Some researchers use AI tools to analyze brain data. Others use ideas from neuroscience or physics to understand why artificial neural networks function. Thomas Anderson Keller, a research fellow, studies recurrent neural networks using concepts from physical dynamical systems. "I could definitely make more money in a company, but to work on some of the crazy stuff that I work on like waves and taking ideas from physics, it would be hard to convince someone to pay me to do that," he said.
But large language models have shifted priorities. Murthy acknowledged the change. "The language models have just, they just seem to overwhelm everything right now," he said.
The speed mismatch is real. AI research can cycle through testing and improvement in weeks. Neuroscience experiments often take far longer. Elias Issa, a neuroscience professor at Columbia University, described the divide bluntly. "AI is kind of running away, moving too fast from neuroscience," he said.
Where Researchers Go
Kempner's early fellows and post-baccalaureate researchers are beginning to leave Harvard. Some are moving to MIT, Johns Hopkins, and the University of Michigan. Others are heading to Meta, Apple, and startups.
The institute's fellowship program has become its most important tool for building community. Kempner research fellows receive two-year postdoctoral appointments and can work across multiple Harvard labs rather than being tied to a single faculty member's project. Svoboda said the fellows have become "the glue that holds the community together."

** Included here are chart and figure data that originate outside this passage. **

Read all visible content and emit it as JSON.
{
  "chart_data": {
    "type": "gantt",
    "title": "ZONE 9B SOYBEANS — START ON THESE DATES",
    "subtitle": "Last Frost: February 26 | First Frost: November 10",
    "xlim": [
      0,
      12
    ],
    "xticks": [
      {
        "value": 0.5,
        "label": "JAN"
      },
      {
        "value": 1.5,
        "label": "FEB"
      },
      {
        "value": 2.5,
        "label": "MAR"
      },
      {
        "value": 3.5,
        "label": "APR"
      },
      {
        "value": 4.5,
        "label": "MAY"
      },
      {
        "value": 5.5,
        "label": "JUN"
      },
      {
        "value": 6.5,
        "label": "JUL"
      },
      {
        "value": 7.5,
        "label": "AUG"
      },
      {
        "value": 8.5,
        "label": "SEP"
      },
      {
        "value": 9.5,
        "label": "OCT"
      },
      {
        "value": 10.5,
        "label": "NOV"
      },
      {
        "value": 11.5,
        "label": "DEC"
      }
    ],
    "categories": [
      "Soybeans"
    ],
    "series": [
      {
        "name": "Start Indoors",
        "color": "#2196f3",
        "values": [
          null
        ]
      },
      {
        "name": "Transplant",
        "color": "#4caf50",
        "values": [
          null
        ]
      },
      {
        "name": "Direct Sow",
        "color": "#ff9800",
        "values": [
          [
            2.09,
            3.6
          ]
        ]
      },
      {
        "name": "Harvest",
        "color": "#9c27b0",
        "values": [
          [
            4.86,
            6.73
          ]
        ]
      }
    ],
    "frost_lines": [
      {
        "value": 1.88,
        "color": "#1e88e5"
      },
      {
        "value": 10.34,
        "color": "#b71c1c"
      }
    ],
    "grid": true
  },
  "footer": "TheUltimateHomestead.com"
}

Kempner pays research fellows roughly $100,000 annually, compared with about $70,000 for standard Harvard postdoctoral salaries. But money isn't the only draw. Liu cited Kempner's open-science requirement as a key reason she stayed in academia. In industry, many labs are closed. "Whatever you do, you have to publish it, and then it has to be shared with the broader science community," she said of Kempner.
That commitment has limits. Industry labs pay more, build faster, and provide access to far larger systems. For researchers who want to deploy models at scale, the gap can be decisive. Itamar Kahn, a neuroscience professor at Columbia's Zuckerman Institute, said some ideas quickly outpace academic resources. "If you have an idea that will scale really fast - that within a year, you need resources that are beyond what is available in academia - then you're gonna leave," he said.
Building a Reputation
Kempner's standing outside Harvard remains uneven. When researchers at peer institutions were asked about the institute, some knew it well. Others hadn't heard of it. John Mackey, a computer science professor at Carnegie Mellon University, said he was unfamiliar with Kempner and surprised by the $500 million gift. "Somebody on the PR end of things needs to get cracking," he said.
The institute is still small, with 120 to 160 people now and expected to reach 300 to 500 within two years. Porter said the institute's youth is an advantage. "We don't have any history. We don't have that because we are so new, and it allows us really to be innovative and nimble," she said.
Kempner's first real test lies ahead: proving that academic AI research, even with substantial resources, can compete with the speed and scale of industry labs while maintaining its commitment to open science and cross-disciplinary work.